Why does absolute zero point matter?
 No it doesn’t
 Since, the zero point is not absolute in Celsius scale; we can
move it up or down.
 Let’s say we decided to move it 10C lower.
 Thus, our new Celsius Scale would show 40C for the current
temperature, and 25 for last winter.
 So, it is not meaningful to assert that a temperature of 30C is
twice hot as one of 15 or that a rise from 30C to 33C is a
10% increase.
Final notes about scales
 The ratio scale subsumes all other scales
 Ratio>Interval>Ordinal>Nominal
 Computation with the scores
 Nominal scales: Clustering
 Ordinal Scales: Clustering and rank order
 Interval Scales: addition and subtraction
 Ratio Scales: addition, subtraction, multiplication and division
Variables and Computational Accuracy
 Variables may be either discrete (kesikli) or continuous
(sürekli).
 Discrete Variable
 The variables which can take on only certain values
 For instance, number of the students in our classroom is discrete. It is 43
this week, but it was 42 last week. But no value can be between these
two.
 Continuous variables can take on any value.
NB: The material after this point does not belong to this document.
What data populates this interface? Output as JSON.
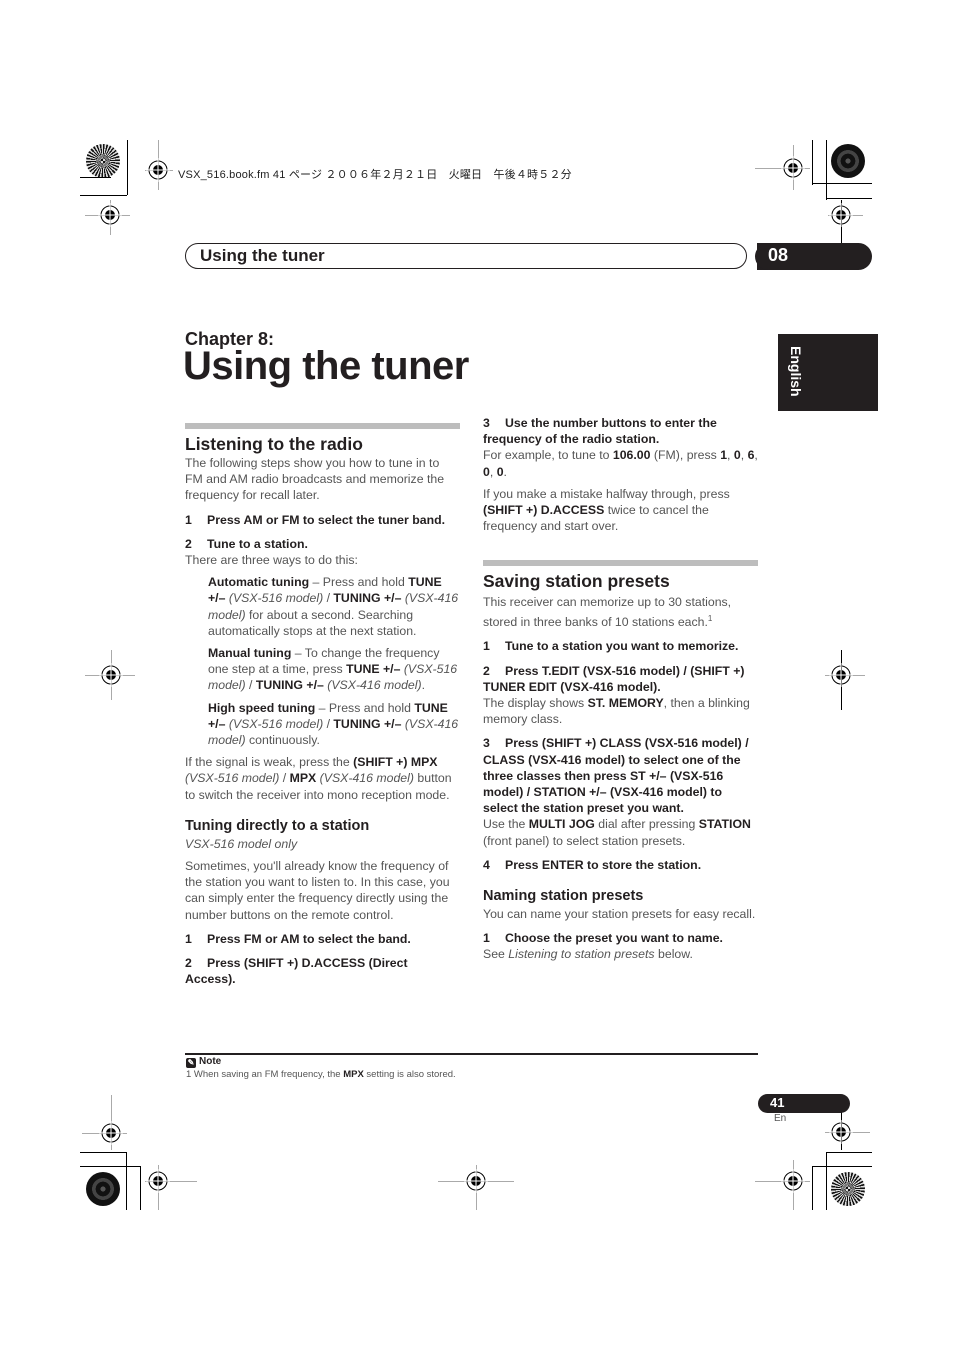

 For instance, temperature can be 29C, 29.4C or 30C
Variables and Computational Accuracy
 Even though a variable continuous in theory, the process of
measurement always reduce it to a discrete one.
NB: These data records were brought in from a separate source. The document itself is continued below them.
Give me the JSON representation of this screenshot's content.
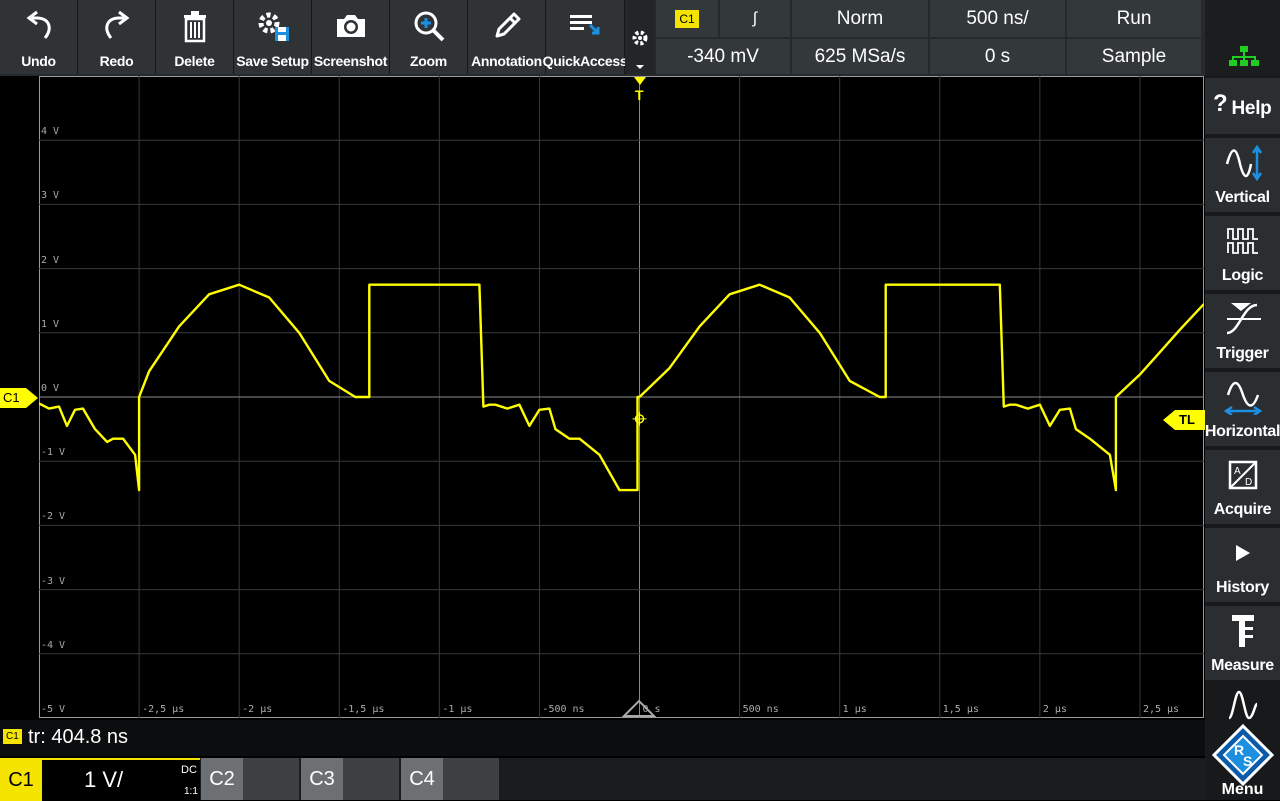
{
  "toolbar": {
    "buttons": [
      {
        "label": "Undo",
        "icon": "undo-icon"
      },
      {
        "label": "Redo",
        "icon": "redo-icon"
      },
      {
        "label": "Delete",
        "icon": "trash-icon"
      },
      {
        "label": "Save Setup",
        "icon": "save-setup-icon"
      },
      {
        "label": "Screenshot",
        "icon": "camera-icon"
      },
      {
        "label": "Zoom",
        "icon": "zoom-icon"
      },
      {
        "label": "Annotation",
        "icon": "pencil-icon"
      },
      {
        "label": "QuickAccess",
        "icon": "quickaccess-icon"
      }
    ]
  },
  "trigger_info": {
    "source": "C1",
    "slope": "∫",
    "mode": "Norm",
    "level": "-340 mV",
    "sample_rate": "625 MSa/s",
    "timebase": "500 ns/",
    "position": "0 s",
    "run_state": "Run",
    "acquire_mode": "Sample"
  },
  "side_menu": [
    {
      "label": "Help",
      "icon": "help-icon"
    },
    {
      "label": "Vertical",
      "icon": "vertical-icon"
    },
    {
      "label": "Logic",
      "icon": "logic-icon"
    },
    {
      "label": "Trigger",
      "icon": "trigger-icon"
    },
    {
      "label": "Horizontal",
      "icon": "horizontal-icon"
    },
    {
      "label": "Acquire",
      "icon": "acquire-icon"
    },
    {
      "label": "History",
      "icon": "play-icon"
    },
    {
      "label": "Measure",
      "icon": "measure-icon"
    },
    {
      "label": "Menu",
      "icon": "rs-logo-icon"
    }
  ],
  "grid": {
    "y_labels": [
      "4 V",
      "3 V",
      "2 V",
      "1 V",
      "0 V",
      "-1 V",
      "-2 V",
      "-3 V",
      "-4 V",
      "-5 V"
    ],
    "x_labels": [
      "-2,5 µs",
      "-2 µs",
      "-1,5 µs",
      "-1 µs",
      "-500 ns",
      "0 s",
      "500 ns",
      "1 µs",
      "1,5 µs",
      "2 µs",
      "2,5 µs"
    ]
  },
  "markers": {
    "channel_marker": "C1",
    "trigger_level_marker": "TL",
    "trigger_pos_marker": "T"
  },
  "measurement": {
    "channel": "C1",
    "text": "tr: 404.8 ns"
  },
  "channels": [
    {
      "name": "C1",
      "scale": "1 V/",
      "coupling": "DC",
      "ratio": "1:1",
      "active": true
    },
    {
      "name": "C2",
      "active": false
    },
    {
      "name": "C3",
      "active": false
    },
    {
      "name": "C4",
      "active": false
    }
  ],
  "colors": {
    "trace": "#ffff00",
    "channel_accent": "#f5e400",
    "network_icon": "#22cc22",
    "toolbar_bg": "#2f3336"
  },
  "chart_data": {
    "type": "line",
    "xlabel": "",
    "ylabel": "",
    "x_unit": "µs",
    "y_unit": "V",
    "xlim": [
      -3.0,
      2.82
    ],
    "ylim": [
      -5,
      5
    ],
    "grid": true,
    "series": [
      {
        "x": [
          -3.0,
          -2.95,
          -2.9,
          -2.86,
          -2.82,
          -2.78,
          -2.72,
          -2.66,
          -2.63,
          -2.58,
          -2.52,
          -2.5,
          -2.5,
          -2.45,
          -2.3,
          -2.15,
          -2.0,
          -1.85,
          -1.7,
          -1.55,
          -1.42,
          -1.35,
          -1.35,
          -1.2,
          -1.0,
          -0.8,
          -0.78,
          -0.75,
          -0.72,
          -0.66,
          -0.6,
          -0.55,
          -0.5,
          -0.45,
          -0.42,
          -0.35,
          -0.3,
          -0.2,
          -0.1,
          -0.01,
          -0.01,
          0.0
        ],
        "y": [
          -0.1,
          -0.18,
          -0.15,
          -0.45,
          -0.2,
          -0.18,
          -0.5,
          -0.7,
          -0.65,
          -0.65,
          -0.9,
          -1.45,
          0.0,
          0.4,
          1.1,
          1.6,
          1.75,
          1.55,
          1.0,
          0.25,
          0.0,
          0.0,
          1.75,
          1.75,
          1.75,
          1.75,
          -0.15,
          -0.12,
          -0.12,
          -0.18,
          -0.12,
          -0.45,
          -0.2,
          -0.18,
          -0.5,
          -0.65,
          -0.65,
          -0.9,
          -1.45,
          -1.45,
          0.0,
          0.0
        ]
      },
      {
        "x": [
          0.0,
          0.15,
          0.3,
          0.45,
          0.6,
          0.75,
          0.9,
          1.05,
          1.2,
          1.23,
          1.23,
          1.4,
          1.6,
          1.8,
          1.82,
          1.85,
          1.88,
          1.94,
          2.0,
          2.05,
          2.1,
          2.15,
          2.18,
          2.25,
          2.35,
          2.38,
          2.38,
          2.5,
          2.6,
          2.7,
          2.82
        ],
        "y": [
          0.0,
          0.45,
          1.1,
          1.6,
          1.75,
          1.55,
          1.0,
          0.25,
          0.0,
          0.0,
          1.75,
          1.75,
          1.75,
          1.75,
          -0.15,
          -0.12,
          -0.12,
          -0.18,
          -0.12,
          -0.45,
          -0.2,
          -0.18,
          -0.5,
          -0.65,
          -0.9,
          -1.45,
          0.0,
          0.35,
          0.7,
          1.05,
          1.45
        ]
      }
    ]
  }
}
 Imagine, the true weight of a tomato were 0.23138 kilogram.
 A standard weighing machine is not that sensitive.
 It would measure weight to the nearest hundred of a kilogram.
 So, it would show 0.231
 Is that a problem?
Variables and Computational Accuracy
 Within the limits of recording equipment, it is up to the
investigator to determine the degree of accuracy appropriate
to the problem at hand
 If you want to buy a tomato, 0.00038 kilogram is not
important.
 What if you would like to buy gold?
 1 kg tomato is 1.20 TL. So, 0.00038 kg is 0.000456 TL
 1 g Gold is 101 TL. So, 0.00038 kg is 3.838 TL
Variables and Computational Accuracy
 In Psycohology, we also need to be very carefull in
computational Accuracy.
 If a psychologist works on an theoretical construct which is not
directly related to individuals’ wellbeing, accuracy will not be
that important
 On a paper-pencil attitude measure, it will not be important if a
participant rate his/her favorability toward an attitute object as 7 while
his/her true attitude is 8
 What about intelligence, apptitude, or skills?